To zdanie jest kwintesencją całej jego kariery. hahaha Nadal, zdaniem zarówno fanów, jak i antyfanów, w swoich dotyczasowych profesjonalnych występach dobrze zagrał w natępujących turniejach WS: RG 08, Wimbl 08 fragmentami, Wimbl 10, USO 10; w pozostałych mieliśmy odsłony następujące: "młody, niedoświadczony, umiał tylko przebijać", "dopiero uczył się grać na trawie/hard", "kontuzjowany", "po kontuzji", "przed kontuzją", "bez formy", "bez serwisu", "bez formy, bez serwisu, kontuzjowany, z kompleksem Djokovica". I tu rodzi się pytanie, jak ten wiecznie kontuzjowany, ciągle uczacy się grać na coraz to nowych nawiechniach, w dodatku tenisowo zakompleksiony nieudacznik wygrał te wszystkie turnieje? hahaha

Re: Roland Garros 2012

: 01 cze 2012, 12:04
autor: robpal
Robertinho pisze:I tu rodzi się pytanie, jak ten wiecznie kontuzjowany, ciągle uczacy się grać na coraz to nowych nawiechniach, w dodatku tenisowo zakompleksiony nieudacznik wygrał te wszystkie turnieje? hahaha
To jest właśnie bardzo ciekawy problem.
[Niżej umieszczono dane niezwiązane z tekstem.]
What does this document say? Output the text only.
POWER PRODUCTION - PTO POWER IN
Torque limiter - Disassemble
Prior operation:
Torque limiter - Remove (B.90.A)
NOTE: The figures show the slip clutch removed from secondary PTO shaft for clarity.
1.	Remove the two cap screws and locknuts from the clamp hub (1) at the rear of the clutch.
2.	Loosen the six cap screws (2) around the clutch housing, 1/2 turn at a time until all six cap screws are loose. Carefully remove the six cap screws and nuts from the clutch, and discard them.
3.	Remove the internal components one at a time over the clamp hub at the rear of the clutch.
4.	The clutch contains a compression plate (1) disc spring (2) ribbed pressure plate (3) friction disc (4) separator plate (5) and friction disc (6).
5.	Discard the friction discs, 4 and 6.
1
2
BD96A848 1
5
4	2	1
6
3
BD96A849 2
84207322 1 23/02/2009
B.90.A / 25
Robercie, trafiasz w sedno sprawy.

Re: Roland Garros 2012

: 01 cze 2012, 12:21
autor: jowy
Wydaje mi się, że po prostu nie zdajemy sobie sprawy z rozmiarów i ilości atutów Rafy oraz z jego geniuszu.
Narzekanie, narzekaniem, ale ktoś kto nie zdaje sobie sprawy jacy to są kosmici, ci najlepsi tenisiści świata, to niech sobie da spokój z ocenianiem tenisa. ;)

Re: Roland Garros 2012

: 01 cze 2012, 13:42
autor: robpal
Berdych płaci za Dusseldorf, Anderson prowadzi 2-1 w setach.

Re: Roland Garros 2012

: 01 cze 2012, 14:10
autor: DUN I LOVE
Robertinho pisze:To zdanie jest kwintesencją całej jego kariery. hahaha Nadal, zdaniem zarówno fanów, jak i antyfanów, w swoich dotyczasowych profesjonalnych występach dobrze zagrał w natępujących turniejach WS: RG 08, Wimbl 08 fragmentami, Wimbl 10, USO 10; w pozostałych mieliśmy odsłony następujące: "młody, niedoświadczony, umiał tylko przebijać", "dopiero uczył się grać na trawie/hard", "kontuzjowany", "po kontuzji", "przed kontuzją", "bez formy", "bez serwisu", "bez formy, bez serwisu, kontuzjowany, z kompleksem Djokovica". I tu rodzi się pytanie, jak ten wiecznie kontuzjowany, ciągle uczacy się grać na coraz to nowych nawiechniach, w dodatku tenisowo zakompleksiony nieudacznik wygrał te wszystkie turnieje? hahaha
Dlatego nie polemizuję więcej na ten temat. Tenisista jest tak dobry jak jego optymalna forma, a nie ta, którą prezentuje w kilku turniejach w całej karierze (tzw. życiówka). Podobne narzekania słyszałem swego czasu na Federera. Teraz wszyscy ci malkontenci siedzą w norze i z westchnieniem wspominają czasy, jak dobry był kiedyś Szwajcar (wtedy, kiedy był niby tak beznadziejny, ale jednak wygrywał). Tutaj zapewne kiedyś będzie podobnie i to mnie pociesza i Was też powinno - przyjdzie taka chwila, kiedy te Wasze obawy będą w pełni uzasadnione i brutalnie przełożą się na wyniki. Doceniajcie to co macie, a kibicujecie tenisiście, którego dominacja na cegle jest największą dominacją w dziejach sportu (przynajmniej od kiedy ja sport oglądam).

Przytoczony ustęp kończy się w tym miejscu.